De dood komt in deze phase van zijn dichterlijke evolutie, zodat we nooit zullen weten, of hij ooit tot een meer realistisch dichter zou zijn uitgegroeid. Doch we bezitten het mooiste van Samain, zijn dagdromen, zijn dromen in de Jardin du Luxembourg, zijn dromen in het feëerieke oude Parijs van de grote Lodewijks, de grote koningen, zijn dromen in het overweldigend Versailles. Deze dromen zijn zo los van de gewone wereld, ze zijn zo van alle werkelijkheid geabstraheerd, dat ze feitelijk ons aller dromen zijn. Ze zijn geïdealiseerde, gewoon menselijke dromen zoals ieder mens er dagelijks heeft, maar in een mooie vorm, in een mooie taal, in een mooi rhythme weergegeven. Ze zullen dan ook steeds lezers vinden; vooral steeds lezers, liefhebbers van zachte muziek: ‘...vibrant comme un clavier qu'on frôle’.

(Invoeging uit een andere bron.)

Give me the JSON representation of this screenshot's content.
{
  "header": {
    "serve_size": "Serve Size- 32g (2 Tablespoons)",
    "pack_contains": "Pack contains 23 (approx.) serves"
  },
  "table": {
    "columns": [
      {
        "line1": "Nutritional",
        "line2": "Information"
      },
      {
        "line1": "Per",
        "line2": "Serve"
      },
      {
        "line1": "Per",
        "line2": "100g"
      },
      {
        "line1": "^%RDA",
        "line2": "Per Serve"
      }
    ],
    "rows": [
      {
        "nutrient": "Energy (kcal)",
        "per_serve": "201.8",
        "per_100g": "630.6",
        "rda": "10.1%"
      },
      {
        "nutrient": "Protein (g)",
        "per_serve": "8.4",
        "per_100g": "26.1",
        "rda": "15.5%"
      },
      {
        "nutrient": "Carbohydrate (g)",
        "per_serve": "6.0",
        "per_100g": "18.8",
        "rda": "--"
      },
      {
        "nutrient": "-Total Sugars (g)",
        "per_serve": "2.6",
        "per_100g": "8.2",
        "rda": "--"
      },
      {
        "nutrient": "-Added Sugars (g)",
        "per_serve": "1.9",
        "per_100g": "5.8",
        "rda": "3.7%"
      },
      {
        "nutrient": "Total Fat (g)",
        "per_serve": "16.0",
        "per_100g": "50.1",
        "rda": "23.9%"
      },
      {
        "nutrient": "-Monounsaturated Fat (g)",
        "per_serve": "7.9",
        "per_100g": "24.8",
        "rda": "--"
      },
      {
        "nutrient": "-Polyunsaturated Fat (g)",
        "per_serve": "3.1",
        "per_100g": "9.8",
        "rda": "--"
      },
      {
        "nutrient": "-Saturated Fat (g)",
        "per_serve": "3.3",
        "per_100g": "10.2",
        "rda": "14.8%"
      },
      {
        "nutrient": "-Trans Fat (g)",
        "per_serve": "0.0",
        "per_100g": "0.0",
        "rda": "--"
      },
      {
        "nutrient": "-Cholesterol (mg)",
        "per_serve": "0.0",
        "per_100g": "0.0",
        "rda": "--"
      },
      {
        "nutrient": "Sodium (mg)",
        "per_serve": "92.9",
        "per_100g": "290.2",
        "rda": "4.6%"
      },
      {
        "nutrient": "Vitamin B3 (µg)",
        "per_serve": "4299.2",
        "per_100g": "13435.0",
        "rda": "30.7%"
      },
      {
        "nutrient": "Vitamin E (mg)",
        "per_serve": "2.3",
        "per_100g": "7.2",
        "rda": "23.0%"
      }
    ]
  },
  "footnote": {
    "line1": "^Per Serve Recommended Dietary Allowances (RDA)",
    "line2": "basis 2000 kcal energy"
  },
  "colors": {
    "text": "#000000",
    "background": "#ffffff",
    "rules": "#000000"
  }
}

Laat de literatuurhistorici zich het hoofd breken om te weten waar, onder welke rubriek ze Samain moeten plaatsen, de lezer die alleen naar schoonheid vraagt en onbewust zijn eigen dromen in een mooie vorm verlangt, zal steeds naar Samain grijpen. Een dynamisch, meeslepend dichter is hij niet. Enkele regels slechts wijdt men aan hem in de boeken over literatuurgeschiedenis, nochtans zal hij steeds lezers vinden die, zonder zich aan de officiële literatuurhistorici
| |
| |
te storen, alleen schoonheid zoeken. Liefhebbers van zachtvloeiende verzen, mooie woorden, die vaak meer bekoren door hun rhythme dan door hun inhoud. Die liefhebbers, die genieters, zullen steeds naar Samain's bundel ‘Au Jardin de l'Infante’ grijpen en dit vooral in luxe-uitgaven, waarbij de illustraties, het papier, de stijlvolle druk, de esthetische waarde ervan nog vergroten.
Zelfs de gewone uitgave in de ‘Mercure de France’, beleefde reeds 172 drukken tot in 1944 en wordt nog steeds opnieuw uitgegeven. ‘Aux Flancs du Vase’ beleefde tot 1944 reeds 120 drukken en het gaat maar verder. Dit zijn getallen die spreken.